The theatre, together with Olivier, continued to be its biggest incentive. In 1957 they began however rumors of separation, because Olivier had begun a romance with the actress Joan Plowright (with whom he later married). In 1961 Leigh starred in, back in Hollywood, the Roman spring of Mrs Stone, of José Quintero, adaptation of the play by Tenesee Williams that is Manor in the first film of the actress after five years away from the screen.
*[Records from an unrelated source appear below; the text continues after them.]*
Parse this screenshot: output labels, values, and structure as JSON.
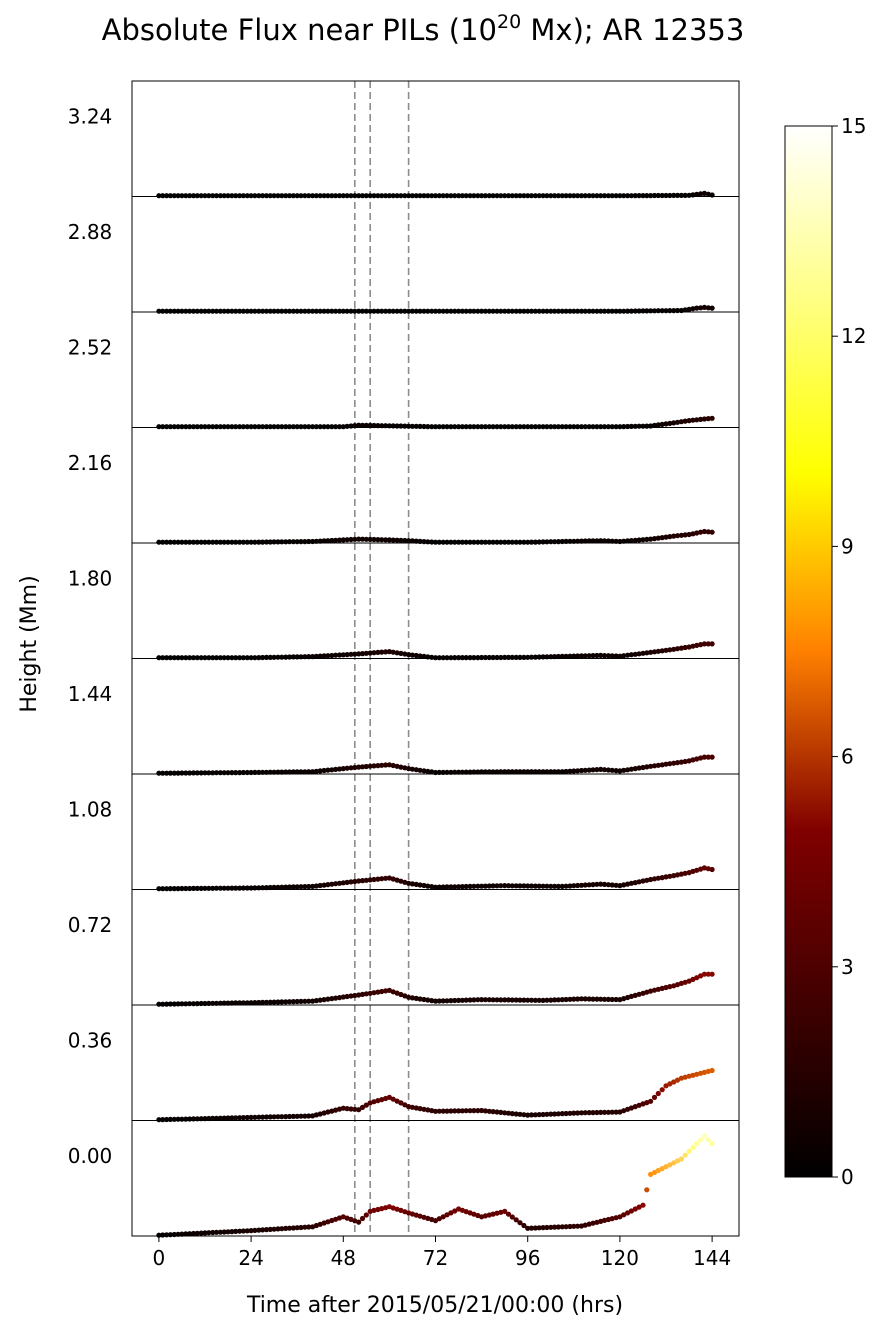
{
  "chart_data": {
    "type": "scatter",
    "title_main": "Absolute Flux near PILs (10",
    "title_sup": "20",
    "title_end": " Mx); AR 12353",
    "xlabel": "Time after 2015/05/21/00:00 (hrs)",
    "ylabel": "Height (Mm)",
    "xlim": [
      -7,
      151
    ],
    "xticks": [
      "0",
      "24",
      "48",
      "72",
      "96",
      "120",
      "144"
    ],
    "xtick_values": [
      0,
      24,
      48,
      72,
      96,
      120,
      144
    ],
    "panel_heights": [
      "3.24",
      "2.88",
      "2.52",
      "2.16",
      "1.80",
      "1.44",
      "1.08",
      "0.72",
      "0.36",
      "0.00"
    ],
    "vlines_x": [
      51,
      55,
      65
    ],
    "colorbar": {
      "colormap": "afmhot",
      "range": [
        0,
        15
      ],
      "ticks": [
        "0",
        "3",
        "6",
        "9",
        "12",
        "15"
      ],
      "tick_values": [
        0,
        3,
        6,
        9,
        12,
        15
      ]
    },
    "series": [
      {
        "height": "3.24",
        "panel_ymax": 15,
        "points": [
          [
            0,
            0.1
          ],
          [
            24,
            0.1
          ],
          [
            48,
            0.1
          ],
          [
            72,
            0.1
          ],
          [
            96,
            0.1
          ],
          [
            120,
            0.1
          ],
          [
            138,
            0.15
          ],
          [
            142,
            0.4
          ],
          [
            144,
            0.2
          ]
        ]
      },
      {
        "height": "2.88",
        "panel_ymax": 15,
        "points": [
          [
            0,
            0.1
          ],
          [
            24,
            0.1
          ],
          [
            48,
            0.1
          ],
          [
            72,
            0.1
          ],
          [
            96,
            0.1
          ],
          [
            120,
            0.1
          ],
          [
            136,
            0.2
          ],
          [
            140,
            0.5
          ],
          [
            142,
            0.6
          ],
          [
            144,
            0.5
          ]
        ]
      },
      {
        "height": "2.52",
        "panel_ymax": 15,
        "points": [
          [
            0,
            0.1
          ],
          [
            24,
            0.1
          ],
          [
            48,
            0.1
          ],
          [
            52,
            0.3
          ],
          [
            72,
            0.1
          ],
          [
            96,
            0.1
          ],
          [
            120,
            0.1
          ],
          [
            128,
            0.2
          ],
          [
            134,
            0.6
          ],
          [
            138,
            0.9
          ],
          [
            142,
            1.1
          ],
          [
            144,
            1.2
          ]
        ]
      },
      {
        "height": "2.16",
        "panel_ymax": 15,
        "points": [
          [
            0,
            0.1
          ],
          [
            24,
            0.1
          ],
          [
            40,
            0.2
          ],
          [
            52,
            0.5
          ],
          [
            60,
            0.4
          ],
          [
            65,
            0.3
          ],
          [
            72,
            0.1
          ],
          [
            96,
            0.1
          ],
          [
            115,
            0.3
          ],
          [
            120,
            0.2
          ],
          [
            128,
            0.5
          ],
          [
            134,
            0.9
          ],
          [
            138,
            1.1
          ],
          [
            142,
            1.5
          ],
          [
            144,
            1.4
          ]
        ]
      },
      {
        "height": "1.80",
        "panel_ymax": 15,
        "points": [
          [
            0,
            0.1
          ],
          [
            24,
            0.1
          ],
          [
            40,
            0.25
          ],
          [
            52,
            0.6
          ],
          [
            60,
            0.9
          ],
          [
            65,
            0.5
          ],
          [
            72,
            0.1
          ],
          [
            96,
            0.15
          ],
          [
            115,
            0.4
          ],
          [
            120,
            0.3
          ],
          [
            128,
            0.8
          ],
          [
            134,
            1.2
          ],
          [
            138,
            1.5
          ],
          [
            142,
            1.9
          ],
          [
            144,
            1.9
          ]
        ]
      },
      {
        "height": "1.44",
        "panel_ymax": 15,
        "points": [
          [
            0,
            0.1
          ],
          [
            24,
            0.2
          ],
          [
            40,
            0.3
          ],
          [
            52,
            0.9
          ],
          [
            60,
            1.2
          ],
          [
            65,
            0.7
          ],
          [
            72,
            0.2
          ],
          [
            90,
            0.3
          ],
          [
            105,
            0.3
          ],
          [
            115,
            0.6
          ],
          [
            120,
            0.4
          ],
          [
            128,
            1.0
          ],
          [
            134,
            1.4
          ],
          [
            138,
            1.7
          ],
          [
            142,
            2.2
          ],
          [
            144,
            2.2
          ]
        ]
      },
      {
        "height": "1.08",
        "panel_ymax": 15,
        "points": [
          [
            0,
            0.1
          ],
          [
            24,
            0.2
          ],
          [
            40,
            0.4
          ],
          [
            52,
            1.1
          ],
          [
            60,
            1.5
          ],
          [
            65,
            0.8
          ],
          [
            72,
            0.3
          ],
          [
            90,
            0.5
          ],
          [
            105,
            0.4
          ],
          [
            115,
            0.7
          ],
          [
            120,
            0.5
          ],
          [
            128,
            1.3
          ],
          [
            134,
            1.8
          ],
          [
            138,
            2.2
          ],
          [
            142,
            2.8
          ],
          [
            144,
            2.6
          ]
        ]
      },
      {
        "height": "0.72",
        "panel_ymax": 15,
        "points": [
          [
            0,
            0.1
          ],
          [
            24,
            0.3
          ],
          [
            40,
            0.5
          ],
          [
            52,
            1.3
          ],
          [
            60,
            1.9
          ],
          [
            65,
            1.0
          ],
          [
            72,
            0.5
          ],
          [
            84,
            0.7
          ],
          [
            100,
            0.6
          ],
          [
            110,
            0.8
          ],
          [
            120,
            0.7
          ],
          [
            128,
            1.8
          ],
          [
            134,
            2.5
          ],
          [
            138,
            3.1
          ],
          [
            142,
            4.0
          ],
          [
            144,
            4.0
          ]
        ]
      },
      {
        "height": "0.36",
        "panel_ymax": 15,
        "points": [
          [
            0,
            0.1
          ],
          [
            24,
            0.4
          ],
          [
            40,
            0.6
          ],
          [
            48,
            1.6
          ],
          [
            52,
            1.4
          ],
          [
            55,
            2.3
          ],
          [
            60,
            3.0
          ],
          [
            65,
            1.8
          ],
          [
            72,
            1.2
          ],
          [
            84,
            1.3
          ],
          [
            96,
            0.7
          ],
          [
            110,
            1.0
          ],
          [
            120,
            1.1
          ],
          [
            128,
            2.5
          ],
          [
            132,
            4.5
          ],
          [
            136,
            5.5
          ],
          [
            140,
            6.0
          ],
          [
            144,
            6.5
          ]
        ]
      },
      {
        "height": "0.00",
        "panel_ymax": 15,
        "points": [
          [
            0,
            0.1
          ],
          [
            24,
            0.7
          ],
          [
            40,
            1.2
          ],
          [
            48,
            2.5
          ],
          [
            52,
            1.8
          ],
          [
            55,
            3.2
          ],
          [
            60,
            3.8
          ],
          [
            65,
            3.0
          ],
          [
            72,
            2.0
          ],
          [
            78,
            3.5
          ],
          [
            84,
            2.5
          ],
          [
            90,
            3.2
          ],
          [
            96,
            1.0
          ],
          [
            110,
            1.3
          ],
          [
            120,
            2.5
          ],
          [
            126,
            4.0
          ],
          [
            128,
            8.0
          ],
          [
            132,
            9.0
          ],
          [
            136,
            10.0
          ],
          [
            140,
            12.0
          ],
          [
            142,
            13.0
          ],
          [
            144,
            12.0
          ]
        ]
      }
    ]
  }
}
The ship of fools (1965), of Stanley Kramer, with Simone Signoret, José Ferrer and Lee Marvin, was his last work, year in which also starred in his last play, alongside John Gielgud: Ivanov.
Leigh lived with actor John Merivale from 1959 until his death in 1967.
1934: Thing Are Looking Up. 1935: The Village Squire; Look Up And Laugh; Gentlemen's Agreement. 1936: Fire Over England. 1937: The enigma woman; Storm in a Teacup; 21 days together... 1938: A Connecticut Yankee in Oxford; Dead end. 1939: what the wind 1940: Waterloo Bridge. 1941: lady Hamilton. 1945: César and Cleopatra. 1948: Anna Karenina. 1951: A streetcar named desire. 1955: The Deep Blue Sea. 1961: The Roman spring of Mrs. Stone. 1965: The ship of fools.
OLIVIER, l.: Confessions of an actor. Barcelona: Planeta, 1983.